It was in 1974 that medical care costs went off the rails. It’s plain as day when, just like a doctor or nurse, you look at the chart.
The chart, in this case, shows the relationship between health spending and life expectancy over the period 1970 to 2016. It is part of a set in the current issue of Fortune that describes health care as an “Underperforming Asset.”
The chart shows the data for seven countries, including the U.S., and for the first few years all of them are chugging along together. In 1974, though, the U.S. suddenly veers off by itself and starts spending more and more — with less and less effect on life expectancy.
Close to the end year, 2016, U.S. health care spending seems to have had a negative effect on life expectancy. It’s hard to think of an explanation for that, but, of course, it isn’t easy to explain why we veered off from the pattern of other countries in the first place.
It is tempting to find a single source for medical care’s course change. After all, 1974 was a year of national drama peaking in the mid-year resignation of President Richard Nixon. Our economy was still trying to absorb the fourfold increase in crude oil prices caused by the OPEC embargo. And the automobile industry seemed to be faltering; producing poorly made car models that no one seemed to want and losing ground to the Japanese imports it had once mocked.
Still, it is difficult to link these events and trends directly to medical care spending.
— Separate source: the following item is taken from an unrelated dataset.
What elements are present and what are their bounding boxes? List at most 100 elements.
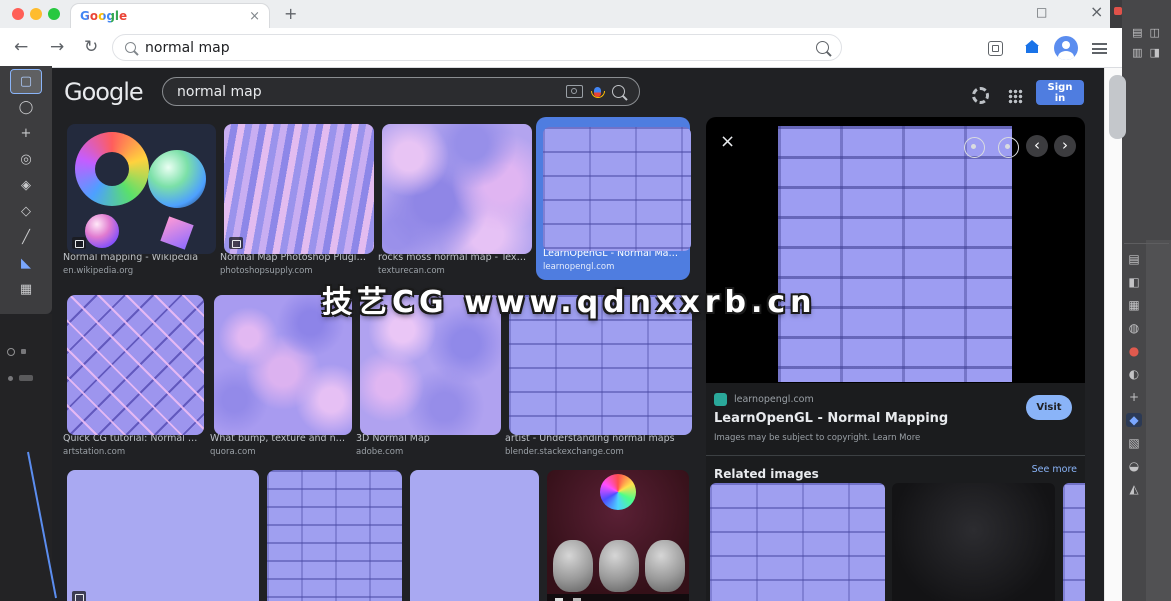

When we look at the principal changes in health care structure in the early 1970s that do have a direct link to medical spending, they don’t look very promising as reasons, either. The big changes were the expansion of Medicare benefits to people with long-term illnesses and the introduction of Health Maintenance Organizations. Neither of these changes, though, seems radical enough to explain the derailment that took place. And if HMOs were the cause of the radical course change, we would expect to see a reverse effect when they receded from the scene. No such reversal is apparent in the data, though, so HMO have to be taken off our prime suspect list.
The introduction of Magnetic Resonance Imaging scanning technology in 1974, which is now used extensively, and expensively, in the U.S. more than any other country, took years to be widely adopted by the medical industry. Such a gradual process seems unlikely, though to have caused the sudden shift in our health care spending.
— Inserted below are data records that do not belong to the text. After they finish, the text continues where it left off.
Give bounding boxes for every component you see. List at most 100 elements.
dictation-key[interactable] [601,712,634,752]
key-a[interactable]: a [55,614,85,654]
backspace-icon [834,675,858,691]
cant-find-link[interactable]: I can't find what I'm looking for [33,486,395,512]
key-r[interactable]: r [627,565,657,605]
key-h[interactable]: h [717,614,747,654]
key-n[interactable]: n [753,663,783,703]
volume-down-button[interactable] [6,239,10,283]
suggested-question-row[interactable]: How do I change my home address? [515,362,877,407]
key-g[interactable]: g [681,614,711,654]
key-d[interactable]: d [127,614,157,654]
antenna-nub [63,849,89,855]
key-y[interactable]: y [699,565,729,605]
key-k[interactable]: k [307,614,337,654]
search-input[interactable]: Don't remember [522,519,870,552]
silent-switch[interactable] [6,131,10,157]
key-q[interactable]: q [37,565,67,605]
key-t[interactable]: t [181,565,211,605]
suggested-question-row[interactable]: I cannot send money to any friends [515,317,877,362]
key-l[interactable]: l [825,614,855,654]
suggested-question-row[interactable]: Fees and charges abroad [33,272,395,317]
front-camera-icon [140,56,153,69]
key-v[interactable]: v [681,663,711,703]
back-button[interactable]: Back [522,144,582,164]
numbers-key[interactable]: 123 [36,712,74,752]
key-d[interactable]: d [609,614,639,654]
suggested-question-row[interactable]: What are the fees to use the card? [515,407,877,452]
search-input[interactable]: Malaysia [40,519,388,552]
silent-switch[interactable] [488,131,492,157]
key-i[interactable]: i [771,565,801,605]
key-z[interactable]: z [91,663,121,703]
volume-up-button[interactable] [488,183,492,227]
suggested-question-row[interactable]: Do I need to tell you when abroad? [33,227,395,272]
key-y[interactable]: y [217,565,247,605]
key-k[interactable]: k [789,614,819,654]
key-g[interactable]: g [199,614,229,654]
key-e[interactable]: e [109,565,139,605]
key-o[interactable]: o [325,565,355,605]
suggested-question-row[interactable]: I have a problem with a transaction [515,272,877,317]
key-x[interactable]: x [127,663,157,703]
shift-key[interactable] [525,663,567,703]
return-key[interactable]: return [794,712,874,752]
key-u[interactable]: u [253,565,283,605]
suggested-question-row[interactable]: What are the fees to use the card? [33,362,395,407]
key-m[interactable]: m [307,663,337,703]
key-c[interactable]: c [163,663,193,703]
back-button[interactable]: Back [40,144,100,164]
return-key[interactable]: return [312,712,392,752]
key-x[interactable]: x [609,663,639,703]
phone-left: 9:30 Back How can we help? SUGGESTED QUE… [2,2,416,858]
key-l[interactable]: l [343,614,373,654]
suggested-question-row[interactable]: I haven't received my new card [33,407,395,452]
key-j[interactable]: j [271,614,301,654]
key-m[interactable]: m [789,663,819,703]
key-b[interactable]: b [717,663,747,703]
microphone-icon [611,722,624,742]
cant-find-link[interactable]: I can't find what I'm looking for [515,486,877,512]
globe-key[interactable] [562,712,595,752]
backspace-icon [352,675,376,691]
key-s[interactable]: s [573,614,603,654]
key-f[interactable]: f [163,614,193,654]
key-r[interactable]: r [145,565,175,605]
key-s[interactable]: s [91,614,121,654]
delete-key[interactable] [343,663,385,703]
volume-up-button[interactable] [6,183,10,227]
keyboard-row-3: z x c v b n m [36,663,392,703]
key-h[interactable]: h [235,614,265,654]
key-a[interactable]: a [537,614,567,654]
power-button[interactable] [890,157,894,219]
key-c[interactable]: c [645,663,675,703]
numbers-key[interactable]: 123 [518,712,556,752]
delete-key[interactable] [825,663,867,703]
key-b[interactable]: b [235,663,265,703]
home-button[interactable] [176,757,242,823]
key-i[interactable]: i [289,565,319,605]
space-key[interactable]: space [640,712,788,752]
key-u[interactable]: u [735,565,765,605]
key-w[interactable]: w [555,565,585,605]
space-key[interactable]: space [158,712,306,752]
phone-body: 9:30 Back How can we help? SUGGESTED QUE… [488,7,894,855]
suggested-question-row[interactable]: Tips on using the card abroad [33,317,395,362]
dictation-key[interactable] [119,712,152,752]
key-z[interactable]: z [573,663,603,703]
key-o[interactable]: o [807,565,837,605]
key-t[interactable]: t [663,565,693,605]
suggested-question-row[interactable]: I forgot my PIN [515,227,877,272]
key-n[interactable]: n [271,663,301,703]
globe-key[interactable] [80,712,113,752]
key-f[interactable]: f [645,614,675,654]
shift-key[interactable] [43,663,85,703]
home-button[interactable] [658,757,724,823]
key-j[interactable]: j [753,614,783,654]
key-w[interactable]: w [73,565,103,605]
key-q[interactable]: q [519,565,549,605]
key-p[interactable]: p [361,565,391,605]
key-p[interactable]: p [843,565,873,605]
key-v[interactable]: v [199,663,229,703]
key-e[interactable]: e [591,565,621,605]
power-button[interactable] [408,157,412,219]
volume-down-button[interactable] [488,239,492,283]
It is tempting to believe that somehow a hex had been put on America in the 1970s. Certainly, the decade was something of a downer. To many people, the end of the Vietnam War was as unsatisfying as the war itself had been. Our cities seemed to be decaying as the twin pressures of drugs and crime made urban life a challenge.
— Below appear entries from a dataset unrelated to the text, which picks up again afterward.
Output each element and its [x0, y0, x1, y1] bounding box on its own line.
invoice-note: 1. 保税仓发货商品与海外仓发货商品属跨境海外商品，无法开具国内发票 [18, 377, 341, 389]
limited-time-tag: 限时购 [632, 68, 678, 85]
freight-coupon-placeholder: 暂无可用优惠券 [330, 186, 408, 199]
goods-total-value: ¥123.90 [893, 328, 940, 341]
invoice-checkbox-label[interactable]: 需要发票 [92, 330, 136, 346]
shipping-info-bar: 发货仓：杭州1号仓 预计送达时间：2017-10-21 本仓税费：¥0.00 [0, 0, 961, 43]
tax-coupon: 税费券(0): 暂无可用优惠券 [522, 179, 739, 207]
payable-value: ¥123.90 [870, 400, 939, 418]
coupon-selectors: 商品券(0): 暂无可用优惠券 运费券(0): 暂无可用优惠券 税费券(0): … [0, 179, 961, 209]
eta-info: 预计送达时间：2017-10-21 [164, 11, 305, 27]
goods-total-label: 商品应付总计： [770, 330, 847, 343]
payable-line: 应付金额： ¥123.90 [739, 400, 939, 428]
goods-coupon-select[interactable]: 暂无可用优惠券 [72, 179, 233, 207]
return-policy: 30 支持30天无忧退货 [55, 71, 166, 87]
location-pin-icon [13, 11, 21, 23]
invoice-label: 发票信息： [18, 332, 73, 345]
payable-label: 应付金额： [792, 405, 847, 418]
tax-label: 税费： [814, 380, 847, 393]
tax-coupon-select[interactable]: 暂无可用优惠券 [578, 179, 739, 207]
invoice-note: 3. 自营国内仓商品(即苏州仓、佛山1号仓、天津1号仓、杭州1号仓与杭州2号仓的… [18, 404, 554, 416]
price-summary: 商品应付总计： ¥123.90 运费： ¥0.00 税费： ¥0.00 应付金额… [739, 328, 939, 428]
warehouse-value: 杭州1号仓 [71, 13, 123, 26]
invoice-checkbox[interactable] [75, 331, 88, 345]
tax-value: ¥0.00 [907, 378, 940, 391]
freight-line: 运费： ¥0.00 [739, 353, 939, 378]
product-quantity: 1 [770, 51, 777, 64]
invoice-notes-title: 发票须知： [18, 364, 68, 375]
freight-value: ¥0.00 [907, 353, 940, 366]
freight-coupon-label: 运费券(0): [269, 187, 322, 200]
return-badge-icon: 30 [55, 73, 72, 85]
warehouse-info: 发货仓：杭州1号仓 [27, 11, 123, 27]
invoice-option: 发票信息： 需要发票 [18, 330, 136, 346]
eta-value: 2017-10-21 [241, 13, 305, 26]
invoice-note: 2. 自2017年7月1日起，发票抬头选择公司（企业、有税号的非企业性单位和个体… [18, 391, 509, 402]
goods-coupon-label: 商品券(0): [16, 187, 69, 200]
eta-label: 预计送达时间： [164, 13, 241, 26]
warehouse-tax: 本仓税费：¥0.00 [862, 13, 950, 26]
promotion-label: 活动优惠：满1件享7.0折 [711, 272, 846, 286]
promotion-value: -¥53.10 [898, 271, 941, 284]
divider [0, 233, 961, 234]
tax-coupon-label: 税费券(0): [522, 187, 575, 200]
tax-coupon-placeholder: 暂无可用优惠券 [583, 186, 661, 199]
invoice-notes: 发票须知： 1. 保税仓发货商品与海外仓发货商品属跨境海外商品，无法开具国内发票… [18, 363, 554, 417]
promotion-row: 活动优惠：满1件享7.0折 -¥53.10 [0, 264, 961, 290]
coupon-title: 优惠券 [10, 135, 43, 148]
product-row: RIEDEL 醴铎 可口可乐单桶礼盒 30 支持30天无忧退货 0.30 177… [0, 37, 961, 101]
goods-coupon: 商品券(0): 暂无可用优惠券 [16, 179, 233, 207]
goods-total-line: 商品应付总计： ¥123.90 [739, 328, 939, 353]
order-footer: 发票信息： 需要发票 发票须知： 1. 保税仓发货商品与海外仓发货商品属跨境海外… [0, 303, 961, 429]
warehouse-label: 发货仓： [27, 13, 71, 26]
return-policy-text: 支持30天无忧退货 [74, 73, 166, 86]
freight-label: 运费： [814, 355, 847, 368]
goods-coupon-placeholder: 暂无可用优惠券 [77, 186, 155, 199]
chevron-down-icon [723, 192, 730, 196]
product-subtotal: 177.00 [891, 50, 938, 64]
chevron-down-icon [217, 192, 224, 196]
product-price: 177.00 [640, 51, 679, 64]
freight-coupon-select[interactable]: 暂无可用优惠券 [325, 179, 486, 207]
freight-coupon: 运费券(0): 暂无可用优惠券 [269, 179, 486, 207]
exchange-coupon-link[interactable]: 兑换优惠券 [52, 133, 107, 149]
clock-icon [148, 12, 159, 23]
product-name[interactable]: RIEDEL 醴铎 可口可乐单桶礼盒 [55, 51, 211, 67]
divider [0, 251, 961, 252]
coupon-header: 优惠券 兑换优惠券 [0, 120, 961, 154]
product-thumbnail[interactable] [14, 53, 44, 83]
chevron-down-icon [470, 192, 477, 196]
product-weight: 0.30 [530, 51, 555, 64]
With all that, though, when it comes to the cause of health care expenditures going off the rails, we still face a mystery.
Is it important that we solve it and soon? There is already talk in the House of Representatives of a single-payer system that would make the federal government responsible for our health care. To adopt such a system when we don’t know what the controlling factors of health expenditures are, would seem to be folly of the first order.
Our current path of medical expenditures is unsustainable and will lead us only to the unhappiness of bankruptcy.
But our proposed solutions suffer from overspecialization.
We are more likely to find a solution by an effort along the lines of the Master of Arts in Liberal Studies programs, now at more than 100 colleges and universities. These programs are aimed at taking higher education beyond the overspecialization that limits so much of today’s thinking.
It is possible that using the same principle we need a “dream team” of skilled practitioners – and thinkers – in different disciplines – medicine, economics, psychology, insurance, data analysis and pharmaceutical research, for example – in a “leave your egos at the door” environment to come up with the best solution. It’s worth a try.